Cindy has a steamy session with Dr. Paul Browning (Joseph Thompson) after he splits up with Mercedes McQueen (Jennifer Metcalfe), after she discovers his plan to kill her mother, Myra. Threatening to tell Mercedes about their night together when Doctor Browning turns on her, he bribes Cindy with money. Breaking under the pressure when Cindy refuses to take his money, he follows her to the school's open day and strangles her in the school's stationery cupboard. Nevertheless, he fails to kill her and as she wakes, she holds onto a dodgy shelf to help her up, which falls on her, knocking her unconscious. The following day, she is found by Dirk Savage (David Kennedy), who calls for an ambulance. Cindy soon recovers and while initially frightened, she plucks up the courage to tell junior doctor Lindsey Butterfield (Sophie Austin) that she wants to report her attacker to the police. However, Doctor Browning tells Cindy of his intention to murder Holly, to which she agrees to keep her mouth shut. Cindy eventually reveals to Lindsey that Doctor Browning was her attacker and Lindsey reveals that she was also attacked by him. Cindy and Lindsey try to convince Mercedes that Doctor Browning is dangerous after she reunites with him, but Mercedes refuses to believe it. After being caught on CCTV shooting Myra, Doctor Browning is arrested.

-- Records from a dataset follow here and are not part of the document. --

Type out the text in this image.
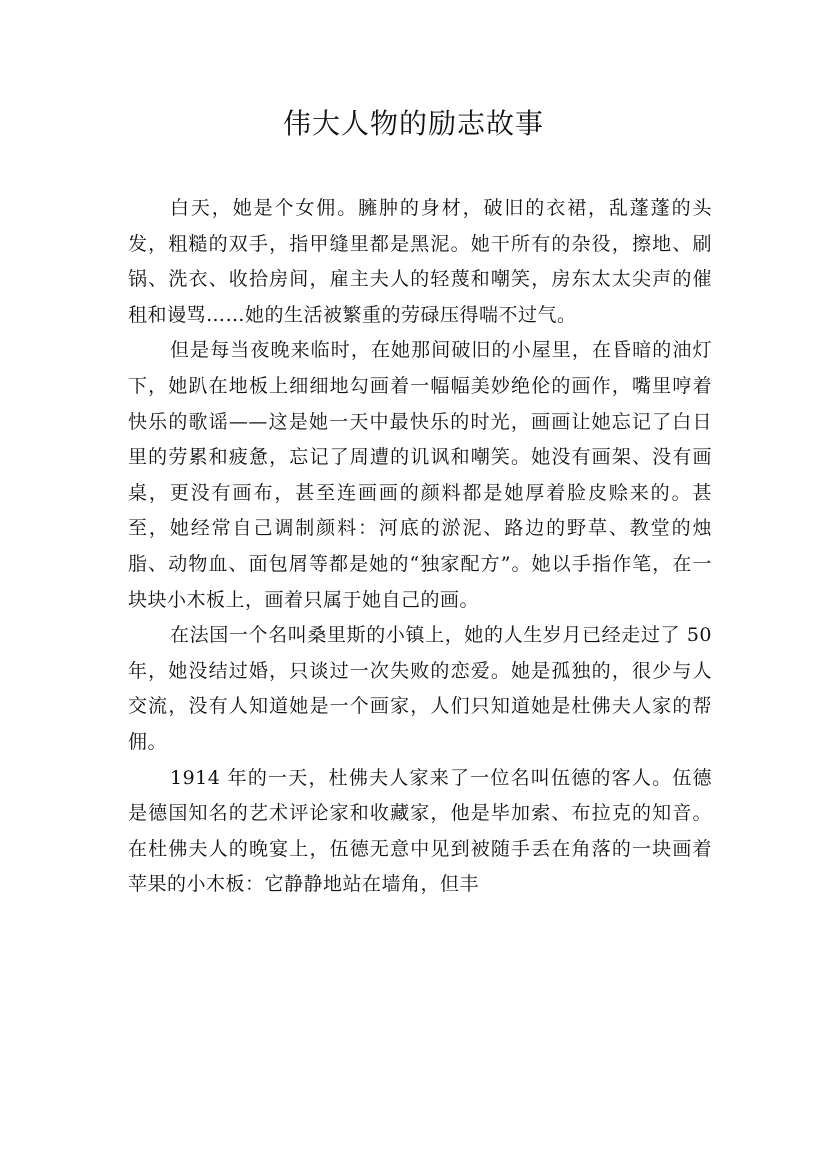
伟大人物的励志故事

白天，她是个女佣。臃肿的身材，破旧的衣裙，乱蓬蓬的头发，粗糙的双手，指甲缝里都是黑泥。她干所有的杂役，擦地、刷锅、洗衣、收拾房间，雇主夫人的轻蔑和嘲笑，房东太太尖声的催租和谩骂……她的生活被繁重的劳碌压得喘不过气。

但是每当夜晚来临时，在她那间破旧的小屋里，在昏暗的油灯下，她趴在地板上细细地勾画着一幅幅美妙绝伦的画作，嘴里哼着快乐的歌谣——这是她一天中最快乐的时光，画画让她忘记了白日里的劳累和疲惫，忘记了周遭的讥讽和嘲笑。她没有画架、没有画桌，更没有画布，甚至连画画的颜料都是她厚着脸皮赊来的。甚至，她经常自己调制颜料：河底的淤泥、路边的野草、教堂的烛脂、动物血、面包屑等都是她的“独家配方”。她以手指作笔，在一块块小木板上，画着只属于她自己的画。

在法国一个名叫桑里斯的小镇上，她的人生岁月已经走过了 50 年，她没结过婚，只谈过一次失败的恋爱。她是孤独的，很少与人交流，没有人知道她是一个画家，人们只知道她是杜佛夫人家的帮佣。

1914 年的一天，杜佛夫人家来了一位名叫伍德的客人。伍德是德国知名的艺术评论家和收藏家，他是毕加索、布拉克的知音。在杜佛夫人的晚宴上，伍德无意中见到被随手丢在角落的一块画着苹果的小木板：它静静地站在墙角，但丰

Cindy and Lindsey make up with Mercedes when she realizes that they were right about Doctor Browning, and they attend her 30th birthday party. During the party, however, Mercedes is taken back to her home by Doctor Browning where he begins to strangle her. Cindy and Lindsey arrive at her house in time to save her, and Cindy hits Doctor Browning round the head with a shovel. He passes out, but then wakes up and tries to attack Lindsey. Mercedes kills Dr. Browning with the shovel. Cindy initially feels guilty, as she reveals that she is pregnant with Doctor Browning's son, who she intends to keep. However, when it is clear to her that Doctor Browning was a sick man, the three girls hide Doctor Browning's body in Mercedes's attic, although when Mercedes discovers that Doctor Browning has life insurance worth £500,000, she agrees to split the money with Cindy. In order for them to receive the money, they needed his body to be found so, along with Lindsey and Freddie Roscoe (Charlie Clapham), who also discovered what happened, they made his death look as if he had driven his car off a cliff, telling Lindsey that they were doing it to get rid of him permanently. When Doctor Browning's body is found, Cindy discovers that she has the right to claim the full insurance money as she is pregnant with Browning's son and she decides to claim it all, cancelling the deal with Mercedes. Mercedes, infuriated, arranges for Trevor Royle (Greg Wood) to break into Cindy's apartment and threaten her and Holly so that Cindy gives Mercedes the money. When Browning's ex-wife refuses to take the money, Mercedes receives it. Dirk comforts Cindy following Trevor threatening her and they begin a relationship, despite Dirk not usually being the type of man Cindy would go for. They then become engaged. Later, Dirk discovers that Cindy played a part in Browning's murder and ends things with her. However, when Cindy goes into labour, Mercedes convinces Dirk to help Cindy after realising what a good friend Cindy is.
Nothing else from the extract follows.